The bulk of that group didn’t write their own songs, so CD sales are still important. By turning over the catalog without DRM, Bronfman has ensured that CD sales will almost instantly dry up and turn to dust.
At the same time, he’s carved the greatest-hits albums of his artists into 89 cent singles. If you wanted one or two hits in the past, you had to buy an entire album. Now more than ever, even with iTunes, the albums are divisible.
Now, the songs can be redistributed at will, over and over. Atlantic’s late chief, Ahmet Ertegun, is no doubt rolling in his grave. In particular, his R&B stars — from Ruth Brown to Sam & Dave to the Drifters — will suffer the most.

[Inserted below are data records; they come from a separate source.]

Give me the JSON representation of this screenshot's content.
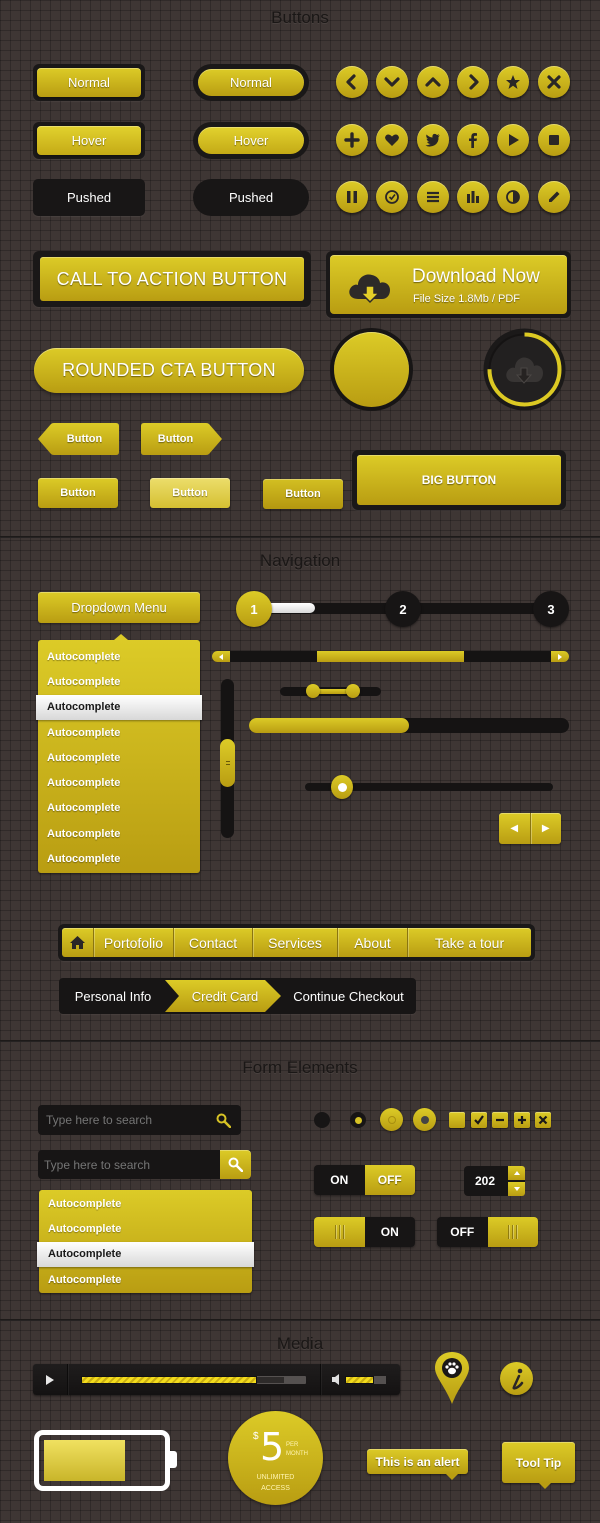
{
  "sections": {
    "buttons": "Buttons",
    "navigation": "Navigation",
    "forms": "Form Elements",
    "media": "Media"
  },
  "buttons": {
    "rect": [
      "Normal",
      "Hover",
      "Pushed"
    ],
    "pill": [
      "Normal",
      "Hover",
      "Pushed"
    ],
    "icon_rows": [
      [
        "chevron-left",
        "chevron-down",
        "chevron-up",
        "chevron-right",
        "star",
        "close"
      ],
      [
        "plus",
        "heart",
        "twitter",
        "facebook",
        "play",
        "stop"
      ],
      [
        "pause",
        "clock",
        "menu",
        "bar-chart",
        "contrast",
        "pencil"
      ]
    ],
    "cta": "CALL TO ACTION BUTTON",
    "download": {
      "title": "Download Now",
      "subtitle": "File Size 1.8Mb / PDF"
    },
    "rounded_cta": "ROUNDED CTA BUTTON",
    "download_progress_percent": 75,
    "arrow_left": "Button",
    "arrow_right": "Button",
    "small": [
      "Button",
      "Button",
      "Button"
    ],
    "big": "BIG BUTTON"
  },
  "navigation": {
    "dropdown_label": "Dropdown Menu",
    "dropdown_items": [
      "Autocomplete",
      "Autocomplete",
      "Autocomplete",
      "Autocomplete",
      "Autocomplete",
      "Autocomplete",
      "Autocomplete",
      "Autocomplete",
      "Autocomplete"
    ],
    "dropdown_selected_index": 2,
    "steps": [
      "1",
      "2",
      "3"
    ],
    "active_step": 1,
    "step_progress_percent": 15,
    "h_scroll": {
      "thumb_start": 0.27,
      "thumb_end": 0.73
    },
    "range_slider": {
      "low": 0.33,
      "high": 0.72
    },
    "progress_percent": 50,
    "single_slider": 0.15,
    "v_scroll": {
      "thumb_start": 0.38,
      "thumb_end": 0.68
    },
    "pager": {
      "prev": "◀",
      "next": "▶"
    },
    "menu": [
      "Portofolio",
      "Contact",
      "Services",
      "About",
      "Take a tour"
    ],
    "breadcrumb": [
      "Personal Info",
      "Credit Card",
      "Continue Checkout"
    ],
    "breadcrumb_active_index": 1
  },
  "forms": {
    "search1_placeholder": "Type here to search",
    "search2_placeholder": "Type here to search",
    "autocomplete": [
      "Autocomplete",
      "Autocomplete",
      "Autocomplete",
      "Autocomplete"
    ],
    "autocomplete_selected_index": 2,
    "switch1": {
      "on": "ON",
      "off": "OFF",
      "state": "off"
    },
    "stepper_value": "202",
    "switch2": {
      "label": "ON",
      "state": "off"
    },
    "switch3": {
      "label": "OFF",
      "state": "on"
    },
    "checkboxes": [
      "empty",
      "check",
      "minus",
      "plus",
      "x"
    ]
  },
  "media": {
    "player": {
      "progress_percent": 78,
      "buffered_percent": 90,
      "volume_percent": 70
    },
    "battery_percent": 70,
    "price": {
      "currency": "$",
      "amount": "5",
      "per1": "PER",
      "per2": "MONTH",
      "line1": "UNLIMITED",
      "line2": "ACCESS"
    },
    "alert": "This is an alert",
    "tooltip": "Tool Tip"
  },
  "colors": {
    "accent_light": "#dccb27",
    "accent_dark": "#b99d12",
    "frame": "#1a1818",
    "background": "#3e3634"
  }
}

I can’t imagine that the lawyers for Eric Clapton, Zeppelin, the Rolling Stones, Prince and so on, can be happy about any of this. Without DRM, those acts can also kiss off their own future CD sales. Even if they were minor, they were something.
Now only the Beatles remain absent from the legal downloading world. I can’t see one reason why they would want to give in at this point. Better to make fans buy their CDs than diminish their own recorded catalog.
We’re taking tomorrow off to nurse a hoped for hangover. In the meantime, here’s thanks to all the people who help get this column out every day.
To Jennifer D’Angelo and all the folks in New York (like Catherine Donaldson-Evans and Maurice Boyer) and Los Angeles (newcomer Jonathan Passantino), not to mention the invaluable Andrew Hard.
Dozens of other kind souls make all sorts of contributions to the FOX 411, now in its ninth year. They know who they are.